Local residents object to Limerick City housing plan

Residents of Park Gardens, Corbally who are objecting to the building of 40 residential units in the area.

A LIMERICK City residents group has lodged objections to plans for a 40 residential unit development near their homes, claiming it is being built on or near a flood plain.

Advanced Space Providers Ireland International Ltd are behind the proposed construction of 40 units, comprising 16 semi-detached houses; 15 terraced homes; six duplex units; and three apartments; on a greenfield site off Lower Park Road in Corbally.

Concerned locals who gathered at neighbouring estate Park Gardens, said they are concerned the development would cause flooding in their area.

They also cited concerns that the development would attract additional traffic to the estate, and claimed it would also damage a local Special Area of Conservation (SAC).

These claims are refuted by Advanced Space Providers.

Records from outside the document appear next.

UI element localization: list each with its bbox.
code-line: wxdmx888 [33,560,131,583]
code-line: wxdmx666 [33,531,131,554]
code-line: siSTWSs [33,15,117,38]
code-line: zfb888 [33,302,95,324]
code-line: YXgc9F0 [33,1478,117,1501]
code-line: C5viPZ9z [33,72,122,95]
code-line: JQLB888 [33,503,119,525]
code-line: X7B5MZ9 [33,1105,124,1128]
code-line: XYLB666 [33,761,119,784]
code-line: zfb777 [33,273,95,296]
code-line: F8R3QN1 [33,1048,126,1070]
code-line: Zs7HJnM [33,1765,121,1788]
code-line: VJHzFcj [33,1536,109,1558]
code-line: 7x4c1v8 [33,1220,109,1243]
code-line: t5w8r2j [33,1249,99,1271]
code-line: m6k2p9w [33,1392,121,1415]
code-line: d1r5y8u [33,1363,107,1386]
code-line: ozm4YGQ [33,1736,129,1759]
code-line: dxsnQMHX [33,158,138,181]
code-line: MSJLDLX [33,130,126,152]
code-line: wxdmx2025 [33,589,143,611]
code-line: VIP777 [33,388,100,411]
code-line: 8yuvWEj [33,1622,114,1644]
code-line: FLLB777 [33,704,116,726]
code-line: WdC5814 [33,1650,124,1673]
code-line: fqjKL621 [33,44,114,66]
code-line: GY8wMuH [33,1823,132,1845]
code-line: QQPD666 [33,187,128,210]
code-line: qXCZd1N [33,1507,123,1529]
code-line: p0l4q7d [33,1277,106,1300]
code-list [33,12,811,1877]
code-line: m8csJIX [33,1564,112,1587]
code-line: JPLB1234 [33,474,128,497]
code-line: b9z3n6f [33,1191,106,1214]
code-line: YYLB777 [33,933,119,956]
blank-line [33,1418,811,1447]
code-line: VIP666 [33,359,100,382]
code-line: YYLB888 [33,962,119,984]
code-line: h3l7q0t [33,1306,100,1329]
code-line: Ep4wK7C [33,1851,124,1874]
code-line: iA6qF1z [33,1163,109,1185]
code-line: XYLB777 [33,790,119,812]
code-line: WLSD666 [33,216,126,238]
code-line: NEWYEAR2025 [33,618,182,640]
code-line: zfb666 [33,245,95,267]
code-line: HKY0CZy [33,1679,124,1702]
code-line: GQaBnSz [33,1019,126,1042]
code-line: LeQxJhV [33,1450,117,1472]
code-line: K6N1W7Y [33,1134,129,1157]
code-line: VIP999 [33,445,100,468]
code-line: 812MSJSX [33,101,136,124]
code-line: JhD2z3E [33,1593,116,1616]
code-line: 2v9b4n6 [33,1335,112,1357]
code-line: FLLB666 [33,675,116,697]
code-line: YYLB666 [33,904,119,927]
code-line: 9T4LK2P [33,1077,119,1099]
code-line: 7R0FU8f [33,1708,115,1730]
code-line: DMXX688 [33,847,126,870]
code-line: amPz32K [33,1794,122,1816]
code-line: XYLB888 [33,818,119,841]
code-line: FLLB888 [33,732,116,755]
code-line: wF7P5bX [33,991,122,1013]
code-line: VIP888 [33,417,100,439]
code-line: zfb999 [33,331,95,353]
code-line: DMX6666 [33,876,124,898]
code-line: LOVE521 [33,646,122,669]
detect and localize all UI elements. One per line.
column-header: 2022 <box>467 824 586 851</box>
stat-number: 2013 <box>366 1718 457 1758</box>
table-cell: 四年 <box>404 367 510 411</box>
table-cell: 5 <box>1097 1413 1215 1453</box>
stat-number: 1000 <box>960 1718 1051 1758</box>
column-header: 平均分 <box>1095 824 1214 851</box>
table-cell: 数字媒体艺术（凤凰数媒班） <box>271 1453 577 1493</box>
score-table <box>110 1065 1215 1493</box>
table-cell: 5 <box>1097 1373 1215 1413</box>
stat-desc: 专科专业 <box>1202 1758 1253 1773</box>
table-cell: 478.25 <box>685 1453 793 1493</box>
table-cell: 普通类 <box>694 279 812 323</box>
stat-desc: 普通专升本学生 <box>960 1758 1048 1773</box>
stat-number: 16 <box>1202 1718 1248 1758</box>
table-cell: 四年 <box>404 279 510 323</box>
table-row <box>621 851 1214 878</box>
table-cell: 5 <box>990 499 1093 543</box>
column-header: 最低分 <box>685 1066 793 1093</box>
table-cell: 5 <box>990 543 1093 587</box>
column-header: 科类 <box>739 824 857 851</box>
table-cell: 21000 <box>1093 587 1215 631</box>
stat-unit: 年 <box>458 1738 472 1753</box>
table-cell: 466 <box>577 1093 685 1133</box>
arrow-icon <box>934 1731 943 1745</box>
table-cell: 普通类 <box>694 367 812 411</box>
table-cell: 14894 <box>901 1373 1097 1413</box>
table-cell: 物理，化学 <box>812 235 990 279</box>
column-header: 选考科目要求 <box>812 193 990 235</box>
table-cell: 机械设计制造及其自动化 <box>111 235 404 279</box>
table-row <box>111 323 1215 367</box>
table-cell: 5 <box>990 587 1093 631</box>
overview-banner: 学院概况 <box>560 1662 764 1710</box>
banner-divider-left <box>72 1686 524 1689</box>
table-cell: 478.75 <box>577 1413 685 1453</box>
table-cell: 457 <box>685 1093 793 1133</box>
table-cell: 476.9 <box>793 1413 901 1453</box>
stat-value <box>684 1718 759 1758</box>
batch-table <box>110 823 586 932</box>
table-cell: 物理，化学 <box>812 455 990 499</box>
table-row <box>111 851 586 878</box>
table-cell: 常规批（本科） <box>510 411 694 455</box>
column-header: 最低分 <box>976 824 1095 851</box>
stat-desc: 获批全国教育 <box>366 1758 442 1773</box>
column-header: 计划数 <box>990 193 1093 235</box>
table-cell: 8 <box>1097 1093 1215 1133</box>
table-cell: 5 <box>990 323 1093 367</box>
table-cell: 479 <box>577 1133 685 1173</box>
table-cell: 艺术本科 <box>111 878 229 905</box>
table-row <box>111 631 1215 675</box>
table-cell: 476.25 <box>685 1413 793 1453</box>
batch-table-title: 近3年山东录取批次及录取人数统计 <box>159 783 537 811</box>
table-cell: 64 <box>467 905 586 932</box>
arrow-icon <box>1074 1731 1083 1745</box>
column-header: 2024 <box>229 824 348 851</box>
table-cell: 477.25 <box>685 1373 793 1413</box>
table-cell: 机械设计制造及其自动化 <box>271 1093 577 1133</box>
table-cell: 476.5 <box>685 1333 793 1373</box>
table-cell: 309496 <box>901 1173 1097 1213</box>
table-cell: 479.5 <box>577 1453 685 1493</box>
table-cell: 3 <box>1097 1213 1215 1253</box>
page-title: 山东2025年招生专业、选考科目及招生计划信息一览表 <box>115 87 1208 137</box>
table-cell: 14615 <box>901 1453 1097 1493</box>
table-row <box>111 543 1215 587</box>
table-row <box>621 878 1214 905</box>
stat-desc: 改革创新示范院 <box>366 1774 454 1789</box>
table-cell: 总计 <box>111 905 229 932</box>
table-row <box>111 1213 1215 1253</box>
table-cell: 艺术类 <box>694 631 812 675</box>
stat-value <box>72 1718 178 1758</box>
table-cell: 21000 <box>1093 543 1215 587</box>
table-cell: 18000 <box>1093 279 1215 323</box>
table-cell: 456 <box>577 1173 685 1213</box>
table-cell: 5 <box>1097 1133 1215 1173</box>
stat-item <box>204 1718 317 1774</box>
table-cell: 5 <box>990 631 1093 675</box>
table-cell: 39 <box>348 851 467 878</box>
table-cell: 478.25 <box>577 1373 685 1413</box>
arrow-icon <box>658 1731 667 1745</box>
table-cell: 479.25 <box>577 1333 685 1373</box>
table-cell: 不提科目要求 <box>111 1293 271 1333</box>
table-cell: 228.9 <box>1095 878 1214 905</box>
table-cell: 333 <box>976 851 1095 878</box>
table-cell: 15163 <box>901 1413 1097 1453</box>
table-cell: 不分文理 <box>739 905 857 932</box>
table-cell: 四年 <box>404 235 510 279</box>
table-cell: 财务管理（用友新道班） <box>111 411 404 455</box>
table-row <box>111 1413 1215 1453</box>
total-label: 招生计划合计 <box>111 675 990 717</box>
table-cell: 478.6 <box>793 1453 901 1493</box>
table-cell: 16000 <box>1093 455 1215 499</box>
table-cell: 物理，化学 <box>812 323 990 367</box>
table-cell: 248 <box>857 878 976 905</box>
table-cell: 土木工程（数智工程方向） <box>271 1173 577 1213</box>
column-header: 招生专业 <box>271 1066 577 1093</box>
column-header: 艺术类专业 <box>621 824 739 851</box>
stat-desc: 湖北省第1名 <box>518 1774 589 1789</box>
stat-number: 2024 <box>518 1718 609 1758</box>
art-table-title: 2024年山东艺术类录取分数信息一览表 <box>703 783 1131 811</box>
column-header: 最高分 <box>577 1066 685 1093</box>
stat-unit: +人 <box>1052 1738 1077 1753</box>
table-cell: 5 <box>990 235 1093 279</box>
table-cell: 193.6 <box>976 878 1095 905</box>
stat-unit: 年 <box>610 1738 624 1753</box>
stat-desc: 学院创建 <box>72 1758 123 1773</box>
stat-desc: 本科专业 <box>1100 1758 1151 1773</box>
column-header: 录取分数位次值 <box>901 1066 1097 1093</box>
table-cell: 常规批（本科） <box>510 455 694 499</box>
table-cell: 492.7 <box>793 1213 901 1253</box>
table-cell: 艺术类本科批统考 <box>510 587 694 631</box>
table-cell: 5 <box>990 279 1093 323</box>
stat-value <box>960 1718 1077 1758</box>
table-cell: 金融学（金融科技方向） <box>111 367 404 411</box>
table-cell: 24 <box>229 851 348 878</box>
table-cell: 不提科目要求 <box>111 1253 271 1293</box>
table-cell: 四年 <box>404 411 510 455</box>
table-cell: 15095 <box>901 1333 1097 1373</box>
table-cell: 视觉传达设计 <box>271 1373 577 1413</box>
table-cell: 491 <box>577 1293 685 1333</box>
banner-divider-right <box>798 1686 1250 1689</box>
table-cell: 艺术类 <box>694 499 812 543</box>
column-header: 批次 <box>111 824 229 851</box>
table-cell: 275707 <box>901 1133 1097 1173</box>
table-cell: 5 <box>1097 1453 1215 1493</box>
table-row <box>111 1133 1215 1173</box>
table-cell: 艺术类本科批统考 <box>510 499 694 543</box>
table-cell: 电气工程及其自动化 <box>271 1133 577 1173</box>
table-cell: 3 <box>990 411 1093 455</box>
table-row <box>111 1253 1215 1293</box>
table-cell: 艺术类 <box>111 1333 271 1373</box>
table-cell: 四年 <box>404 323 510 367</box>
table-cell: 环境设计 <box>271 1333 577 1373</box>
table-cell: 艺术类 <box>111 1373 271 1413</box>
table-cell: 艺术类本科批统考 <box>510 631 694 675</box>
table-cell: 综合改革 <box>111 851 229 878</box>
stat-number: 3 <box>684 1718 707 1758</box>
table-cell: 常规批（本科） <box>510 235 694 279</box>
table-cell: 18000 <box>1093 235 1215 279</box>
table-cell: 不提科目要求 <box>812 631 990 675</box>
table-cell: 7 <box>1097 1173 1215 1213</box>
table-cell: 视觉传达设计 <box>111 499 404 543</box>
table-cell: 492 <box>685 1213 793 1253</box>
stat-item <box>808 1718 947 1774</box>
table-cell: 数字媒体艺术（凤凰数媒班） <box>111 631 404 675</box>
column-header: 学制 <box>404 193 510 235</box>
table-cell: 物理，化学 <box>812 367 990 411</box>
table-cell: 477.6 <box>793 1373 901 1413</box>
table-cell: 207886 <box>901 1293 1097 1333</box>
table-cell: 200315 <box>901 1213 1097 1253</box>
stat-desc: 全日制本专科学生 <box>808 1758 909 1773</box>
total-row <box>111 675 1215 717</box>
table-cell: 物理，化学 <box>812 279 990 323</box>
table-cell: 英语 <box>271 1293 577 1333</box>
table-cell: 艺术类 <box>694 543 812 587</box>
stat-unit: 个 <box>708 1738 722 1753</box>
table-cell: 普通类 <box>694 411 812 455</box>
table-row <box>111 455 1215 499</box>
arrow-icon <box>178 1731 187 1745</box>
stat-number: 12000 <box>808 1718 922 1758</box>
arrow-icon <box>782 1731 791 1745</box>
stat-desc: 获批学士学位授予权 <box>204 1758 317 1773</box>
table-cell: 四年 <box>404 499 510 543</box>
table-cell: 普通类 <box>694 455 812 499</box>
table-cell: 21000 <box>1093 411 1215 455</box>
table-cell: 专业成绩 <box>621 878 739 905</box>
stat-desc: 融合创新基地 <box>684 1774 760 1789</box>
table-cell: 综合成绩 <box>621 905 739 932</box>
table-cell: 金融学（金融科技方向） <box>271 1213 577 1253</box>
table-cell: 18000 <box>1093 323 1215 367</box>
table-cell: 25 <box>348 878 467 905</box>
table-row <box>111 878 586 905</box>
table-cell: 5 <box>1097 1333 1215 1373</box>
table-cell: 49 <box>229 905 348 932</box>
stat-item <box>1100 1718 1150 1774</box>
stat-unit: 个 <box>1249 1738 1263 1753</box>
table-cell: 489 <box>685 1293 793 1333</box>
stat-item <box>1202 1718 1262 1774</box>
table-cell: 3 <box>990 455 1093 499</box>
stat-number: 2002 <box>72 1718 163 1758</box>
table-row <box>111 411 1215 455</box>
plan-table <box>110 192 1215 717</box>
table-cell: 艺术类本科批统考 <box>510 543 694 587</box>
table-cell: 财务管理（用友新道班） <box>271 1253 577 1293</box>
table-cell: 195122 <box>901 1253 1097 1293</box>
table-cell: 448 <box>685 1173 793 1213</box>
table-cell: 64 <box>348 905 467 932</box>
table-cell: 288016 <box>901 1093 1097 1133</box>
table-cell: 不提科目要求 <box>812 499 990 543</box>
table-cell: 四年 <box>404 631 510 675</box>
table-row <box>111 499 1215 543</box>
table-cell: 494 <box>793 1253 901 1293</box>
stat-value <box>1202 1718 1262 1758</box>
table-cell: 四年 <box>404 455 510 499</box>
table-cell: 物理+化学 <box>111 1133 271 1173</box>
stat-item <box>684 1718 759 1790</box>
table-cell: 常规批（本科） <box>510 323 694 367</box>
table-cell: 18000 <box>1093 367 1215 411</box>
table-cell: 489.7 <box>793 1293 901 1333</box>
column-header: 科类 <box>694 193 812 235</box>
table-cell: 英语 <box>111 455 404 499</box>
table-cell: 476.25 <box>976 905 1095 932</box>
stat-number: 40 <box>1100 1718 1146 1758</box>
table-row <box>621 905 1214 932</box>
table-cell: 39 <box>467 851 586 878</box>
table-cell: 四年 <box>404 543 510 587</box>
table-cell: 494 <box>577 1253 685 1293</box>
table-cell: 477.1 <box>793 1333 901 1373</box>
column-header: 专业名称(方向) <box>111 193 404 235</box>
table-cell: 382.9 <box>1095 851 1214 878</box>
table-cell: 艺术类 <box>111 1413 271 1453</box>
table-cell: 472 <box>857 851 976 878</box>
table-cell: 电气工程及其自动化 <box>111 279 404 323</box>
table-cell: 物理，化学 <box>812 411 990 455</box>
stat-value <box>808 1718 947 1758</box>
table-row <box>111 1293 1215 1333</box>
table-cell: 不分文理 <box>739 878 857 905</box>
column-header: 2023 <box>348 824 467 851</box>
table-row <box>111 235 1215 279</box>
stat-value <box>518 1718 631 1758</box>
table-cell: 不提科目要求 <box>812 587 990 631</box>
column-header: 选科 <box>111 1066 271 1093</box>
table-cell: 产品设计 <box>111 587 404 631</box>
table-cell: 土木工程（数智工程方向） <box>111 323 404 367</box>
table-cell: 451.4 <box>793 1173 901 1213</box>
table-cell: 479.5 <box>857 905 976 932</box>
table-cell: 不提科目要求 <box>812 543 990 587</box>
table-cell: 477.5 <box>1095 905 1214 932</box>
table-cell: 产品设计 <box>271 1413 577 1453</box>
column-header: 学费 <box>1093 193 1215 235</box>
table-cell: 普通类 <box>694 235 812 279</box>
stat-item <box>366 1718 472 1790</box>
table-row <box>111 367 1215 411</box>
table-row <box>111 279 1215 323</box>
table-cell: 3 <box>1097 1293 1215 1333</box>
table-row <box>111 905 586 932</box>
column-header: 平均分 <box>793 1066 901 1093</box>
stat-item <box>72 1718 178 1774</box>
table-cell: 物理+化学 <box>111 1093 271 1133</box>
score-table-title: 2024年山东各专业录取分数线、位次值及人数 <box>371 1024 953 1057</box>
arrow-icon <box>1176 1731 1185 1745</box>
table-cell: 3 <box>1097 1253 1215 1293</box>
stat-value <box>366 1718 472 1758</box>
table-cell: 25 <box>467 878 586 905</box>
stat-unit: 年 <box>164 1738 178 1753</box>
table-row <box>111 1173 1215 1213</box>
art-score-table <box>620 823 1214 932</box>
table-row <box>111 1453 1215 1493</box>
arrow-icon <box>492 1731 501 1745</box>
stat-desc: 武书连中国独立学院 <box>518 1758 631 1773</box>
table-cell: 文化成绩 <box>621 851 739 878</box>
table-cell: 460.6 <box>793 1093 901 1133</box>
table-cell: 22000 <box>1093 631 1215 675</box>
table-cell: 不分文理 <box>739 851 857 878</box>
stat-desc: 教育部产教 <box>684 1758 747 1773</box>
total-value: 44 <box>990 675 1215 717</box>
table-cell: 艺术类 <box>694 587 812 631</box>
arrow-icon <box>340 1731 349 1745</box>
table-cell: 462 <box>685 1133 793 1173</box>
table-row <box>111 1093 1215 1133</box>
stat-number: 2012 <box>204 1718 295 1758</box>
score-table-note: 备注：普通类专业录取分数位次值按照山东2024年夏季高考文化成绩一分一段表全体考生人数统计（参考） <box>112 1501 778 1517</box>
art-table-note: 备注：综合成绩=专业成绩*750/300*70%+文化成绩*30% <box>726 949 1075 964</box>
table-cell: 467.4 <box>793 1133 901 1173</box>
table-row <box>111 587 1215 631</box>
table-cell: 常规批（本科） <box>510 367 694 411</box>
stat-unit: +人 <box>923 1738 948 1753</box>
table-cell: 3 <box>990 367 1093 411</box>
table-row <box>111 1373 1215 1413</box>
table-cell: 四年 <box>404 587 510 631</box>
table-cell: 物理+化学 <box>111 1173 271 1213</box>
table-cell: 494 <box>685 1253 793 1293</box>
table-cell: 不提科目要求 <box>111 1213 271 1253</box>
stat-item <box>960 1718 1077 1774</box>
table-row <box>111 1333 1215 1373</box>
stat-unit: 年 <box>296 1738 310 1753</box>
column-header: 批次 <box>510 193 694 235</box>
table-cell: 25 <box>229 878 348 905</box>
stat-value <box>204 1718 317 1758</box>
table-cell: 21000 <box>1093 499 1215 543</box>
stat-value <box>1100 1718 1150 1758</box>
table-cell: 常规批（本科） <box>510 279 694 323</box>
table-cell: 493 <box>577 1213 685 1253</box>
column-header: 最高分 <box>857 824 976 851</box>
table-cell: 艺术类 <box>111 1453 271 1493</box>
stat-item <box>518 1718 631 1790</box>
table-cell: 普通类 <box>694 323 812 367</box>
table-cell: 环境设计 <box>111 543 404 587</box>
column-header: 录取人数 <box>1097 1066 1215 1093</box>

Sign up for the weekly Limerick Post newsletter

Viv Vereker Campbell, who runs a pre-school adjacent to the site, urged Limerick City and County Council to refuse permission.

The mother-of-two is concerned part of the development will overlook an outdoor play area for children who use her service.

“I am worried, a great asset to my business for the past 21 years has been the quietness, the residents, the privacy. People send their children to me because of the safe and private environment we have here,” said Ms Vereker Campbell.

“My outdoor classroom and play space will be completely overlooked, and that is a concern for me because I have children from two-and-a-half to five years of age, and the upper floors of those properties will have a full view of my outdoor space,” she said.

Kathryn McCarthy, of the Lower Park Development Objectors group, said: “We are not against housing in general, we know housing is needed, but we are against building housing on a flood plain.”

Ms McCarthy said she and others in the area could not get insurance cover for their homes because of their proximity to the River Shannon.

Ms McCarthy said any potential associated works that might result in creating additional traffic through a byway, known locally as the “Mucky Way”, would be resisted by local residents.

“Over our dead bodies…the infrastructure for the roads needed is just not there,” added Ms McCarthy.

Another local resident opposed to the development, Ken O’Grady, claimed it was “completely out of kilter with the rest of Corbally”.

“A big fear is the loss of all our green space, the wildlife, the birds singing, a place to walk with safety with your children”, argued another local resident Joan Lysaght.

The council has refused at least two similar bids to develop houses on the site in 2009 and 2011.

Ms Lysaght added: “Why should we end up having to pay our corporation to put in an objection again and again and again, when it’s blatantly obvious nobody wants this level of development at the end of a cul de sac.”

In the planning application file, the applicant stated that concrete bollards will be retained at the site between Park Gardens and Lower Park Road thus preventing increased traffic into the Park Gardens estate which is served by a cul de sac.

A bank of trees will also be planted to “promote screening and privacy”, and the development will be surrounded by a two-metre wall, the application stated.

The file states that the site is outside of the Special Area of Conservation and the Flood Zone as presented in the current CFRAM Fluvial Map.

A decision on the proposals is expected late next month.